The appeals court did vacate Mr. Skilling’s original sentence of 24 years in prison and $45 million in restitution, saying the trial judge’s sentencing calculations had been mistaken. Mr. Skilling has not yet been resentenced.

The Supreme Court will hear arguments in two cases concerning other asserted flaws in the honest services law in December.

One involves a former Alaska legislator, Bruce Weyhrauch, who did not disclose that he had been soliciting work from a company with business before the Legislature. Mr. Weyhrauch argued that the federal honest services law should not apply in public corruption cases where no violation of a state law was alleged.

The other pending case concerns Conrad M. Black, the newspaper executive convicted of defrauding his media company, Hollinger International. Mr. Black argued that the law should not apply to him because he had not contemplated that Hollinger would suffer “some identifiable economic injury.”

The court’s decision to accept a third case concerning the honest services law, Skilling v. United States, 08-1394, was unusual. The court’s typical practice when appeals in similar cases are already pending is to hold the later cases until the earlier ones have been decided.

Mr. Skilling’s second argument in the Supreme Court was that the publicity surrounding his case made it impossible for him to receive a fair trial in Houston.

The appeals court agreed that the pretrial publicity in Mr. Skilling’s case was “inflammatory and pervasive.” Mr. Skilling’s brief cited examples of such publicity, including a Houston Chronicle column with the headline “Your Tar and Feathers Ready? Mine Are” and a rap song titled “Drop the S Off Skilling.”

The trial judge in Mr. Skilling’s case rejected a motion for a change of venue. In a mild rebuke, the appeals court said that “it would not have been imprudent” for the judge to have granted the motion. But the appeals court added that the trial judge had conducted “proper and thorough” questioning of prospective jurors that had “more than mitigated any effect of this prejudice.”
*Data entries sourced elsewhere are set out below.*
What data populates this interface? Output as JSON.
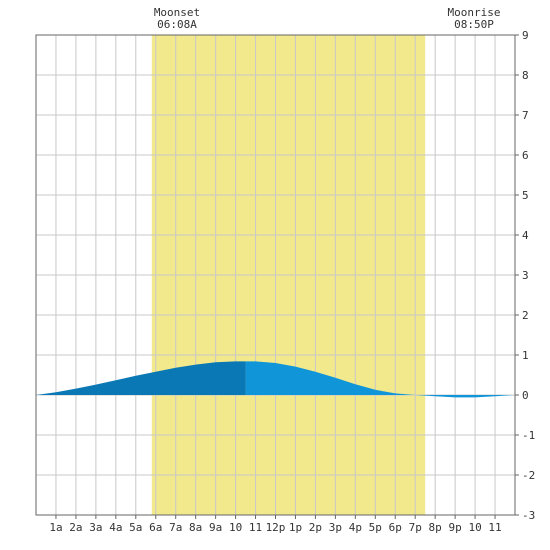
{
  "chart_data": {
    "type": "area",
    "title": "",
    "xlabel": "",
    "ylabel": "",
    "x_tick_labels": [
      "1a",
      "2a",
      "3a",
      "4a",
      "5a",
      "6a",
      "7a",
      "8a",
      "9a",
      "10",
      "11",
      "12p",
      "1p",
      "2p",
      "3p",
      "4p",
      "5p",
      "6p",
      "7p",
      "8p",
      "9p",
      "10",
      "11"
    ],
    "ylim": [
      -3,
      9
    ],
    "xlim_hours": [
      0,
      24
    ],
    "y_ticks": [
      -3,
      -2,
      -1,
      0,
      1,
      2,
      3,
      4,
      5,
      6,
      7,
      8,
      9
    ],
    "y_axis_side": "right",
    "grid": true,
    "annotations": [
      {
        "label": "Moonset",
        "time": "06:08A"
      },
      {
        "label": "Moonrise",
        "time": "08:50P"
      }
    ],
    "highlight_band_hours": [
      5.8,
      19.5
    ],
    "series": [
      {
        "x": [
          0,
          1,
          2,
          3,
          4,
          5,
          6,
          7,
          8,
          9,
          10,
          10.5,
          11,
          12,
          13,
          14,
          15,
          16,
          17,
          18,
          19,
          20,
          21,
          22,
          23,
          24
        ],
        "y": [
          0.0,
          0.07,
          0.16,
          0.26,
          0.37,
          0.48,
          0.58,
          0.68,
          0.76,
          0.82,
          0.84,
          0.84,
          0.84,
          0.8,
          0.71,
          0.58,
          0.43,
          0.27,
          0.13,
          0.04,
          0.0,
          -0.03,
          -0.06,
          -0.06,
          -0.03,
          0.0
        ],
        "split_at_hour": 10.5
      }
    ],
    "colors": {
      "band": "#f2e88c",
      "fill_before": "#0a78b4",
      "fill_after": "#1096d8",
      "grid": "#c8c8c8",
      "axis": "#666666"
    }
  }
}
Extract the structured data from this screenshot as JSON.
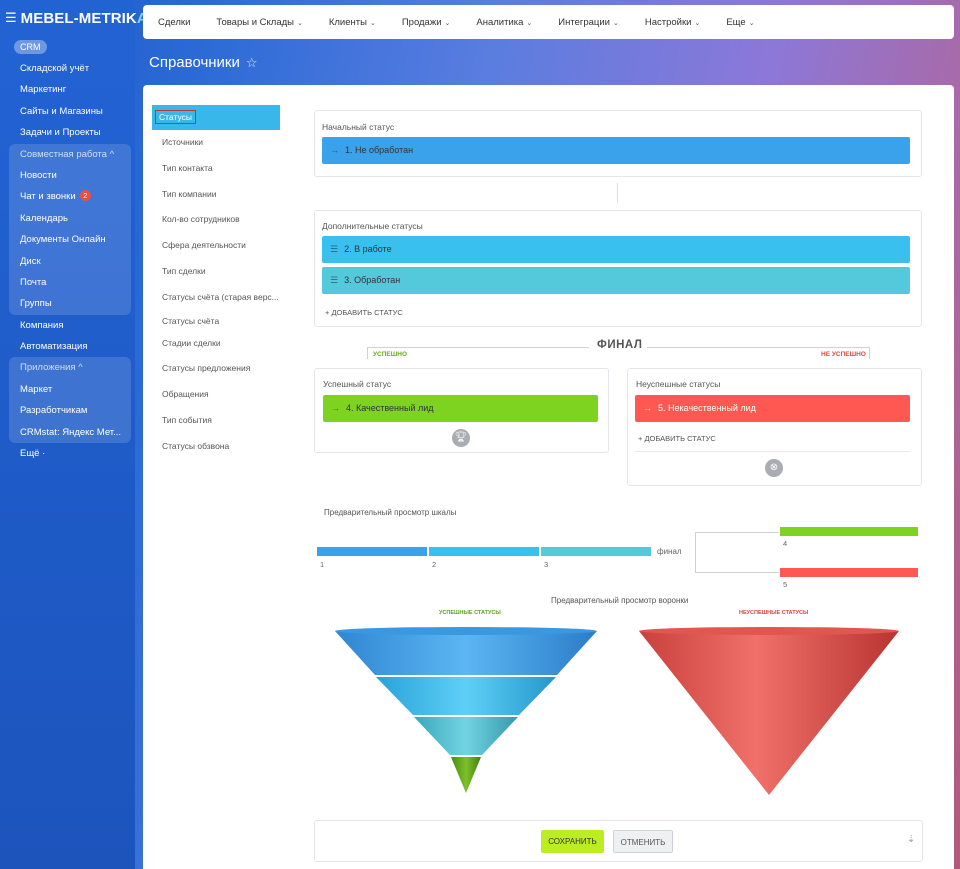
{
  "sidebar": {
    "logo_main": "MEBEL-METRIK",
    "logo_end": "A",
    "crm_label": "CRM",
    "items_top": [
      "Складской учёт",
      "Маркетинг",
      "Сайты и Магазины",
      "Задачи и Проекты"
    ],
    "group1": {
      "head": "Совместная работа ^",
      "items": [
        "Новости",
        "Чат и звонки",
        "Календарь",
        "Документы Онлайн",
        "Диск",
        "Почта",
        "Группы"
      ],
      "chat_badge": "2"
    },
    "items_mid": [
      "Компания",
      "Автоматизация"
    ],
    "group2": {
      "head": "Приложения ^",
      "items": [
        "Маркет",
        "Разработчикам",
        "CRMstat: Яндекс Мет..."
      ]
    },
    "more": "Ещё ·"
  },
  "topbar": {
    "items": [
      "Сделки",
      "Товары и Склады",
      "Клиенты",
      "Продажи",
      "Аналитика",
      "Интеграции",
      "Настройки",
      "Еще"
    ]
  },
  "page": {
    "title": "Справочники"
  },
  "menu": {
    "items": [
      "Статусы",
      "Источники",
      "Тип контакта",
      "Тип компании",
      "Кол-во сотрудников",
      "Сфера деятельности",
      "Тип сделки",
      "Статусы счёта (старая верс...",
      "Статусы счёта",
      "Стадии сделки",
      "Статусы предложения",
      "Обращения",
      "Тип события",
      "Статусы обзвона"
    ]
  },
  "statuses": {
    "initial_label": "Начальный статус",
    "initial": "1. Не обработан",
    "additional_label": "Дополнительные статусы",
    "additional": [
      "2. В работе",
      "3. Обработан"
    ],
    "add_status": "+ ДОБАВИТЬ СТАТУС",
    "final_title": "ФИНАЛ",
    "success_tag": "УСПЕШНО",
    "fail_tag": "НЕ УСПЕШНО",
    "success_label": "Успешный статус",
    "success": "4. Качественный лид",
    "fail_label": "Неуспешные статусы",
    "fail": "5. Некачественный лид"
  },
  "preview": {
    "scale_label": "Предварительный просмотр шкалы",
    "final_word": "финал",
    "ticks": [
      "1",
      "2",
      "3",
      "4",
      "5"
    ],
    "funnel_label": "Предварительный просмотр воронки",
    "success_caption": "УСПЕШНЫЕ СТАТУСЫ",
    "fail_caption": "НЕУСПЕШНЫЕ СТАТУСЫ"
  },
  "actions": {
    "save": "СОХРАНИТЬ",
    "cancel": "ОТМЕНИТЬ"
  },
  "colors": {
    "status1": "#3aa2ea",
    "status2": "#39c0ef",
    "status3": "#55c9dc",
    "success": "#7ed321",
    "fail": "#ff5752",
    "save": "#bbed21"
  }
}
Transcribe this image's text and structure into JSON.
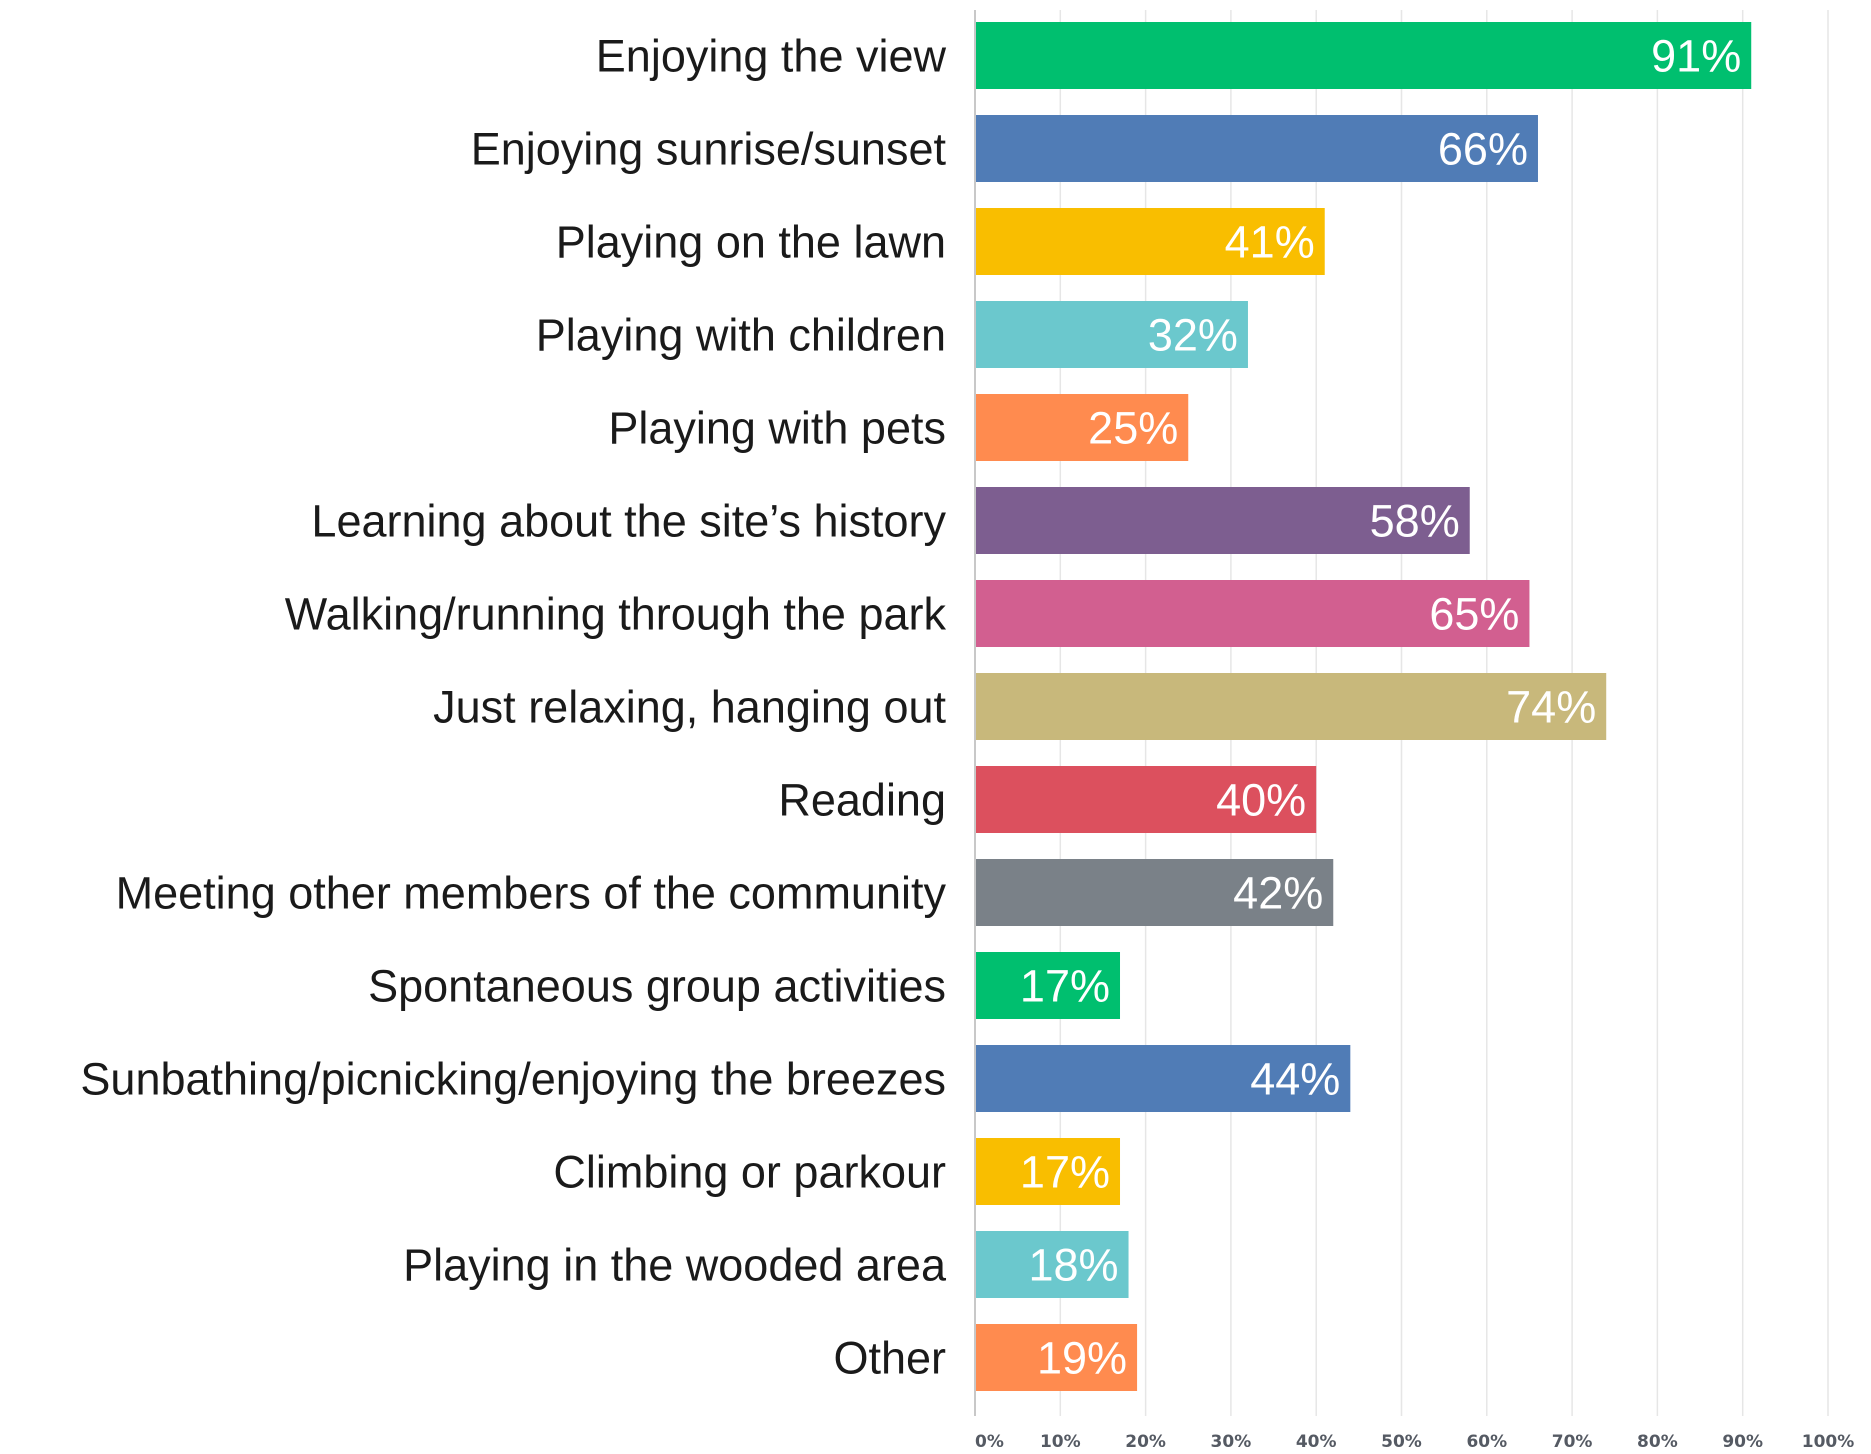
{
  "chart_data": {
    "type": "bar",
    "orientation": "horizontal",
    "title": "",
    "xlabel": "",
    "ylabel": "",
    "categories": [
      "Enjoying the view",
      "Enjoying sunrise/sunset",
      "Playing on the lawn",
      "Playing with children",
      "Playing with pets",
      "Learning about the site’s history",
      "Walking/running through the park",
      "Just relaxing, hanging out",
      "Reading",
      "Meeting other members of the community",
      "Spontaneous group activities",
      "Sunbathing/picnicking/enjoying the breezes",
      "Climbing or parkour",
      "Playing in the wooded area",
      "Other"
    ],
    "values": [
      91,
      66,
      41,
      32,
      25,
      58,
      65,
      74,
      40,
      42,
      17,
      44,
      17,
      18,
      19
    ],
    "value_labels": [
      "91%",
      "66%",
      "41%",
      "32%",
      "25%",
      "58%",
      "65%",
      "74%",
      "40%",
      "42%",
      "17%",
      "44%",
      "17%",
      "18%",
      "19%"
    ],
    "colors": [
      "#00bf6f",
      "#507cb6",
      "#f9be00",
      "#6bc8cd",
      "#ff8b4f",
      "#7d5e90",
      "#d25f90",
      "#c8b87b",
      "#dc505e",
      "#7a8188",
      "#00bf6f",
      "#507cb6",
      "#f9be00",
      "#6bc8cd",
      "#ff8b4f"
    ],
    "xlim": [
      0,
      100
    ],
    "x_ticks": [
      0,
      10,
      20,
      30,
      40,
      50,
      60,
      70,
      80,
      90,
      100
    ],
    "x_tick_labels": [
      "0%",
      "10%",
      "20%",
      "30%",
      "40%",
      "50%",
      "60%",
      "70%",
      "80%",
      "90%",
      "100%"
    ],
    "grid": true,
    "legend": "none"
  }
}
Lower state and federal courts have disagreed about whether a change of venue is required when pervasive pretrial prejudice is found or whether a finding that the jury actually seated was impartial is sufficient. In 2001, Justice Samuel A. Alito Jr., then a judge on the federal appeals court in Philadelphia, wrote that a pervasively hostile atmosphere is sufficient to presume unconstitutional prejudice “without reference to an examination of the attitudes of those who served as defendant’s jurors.”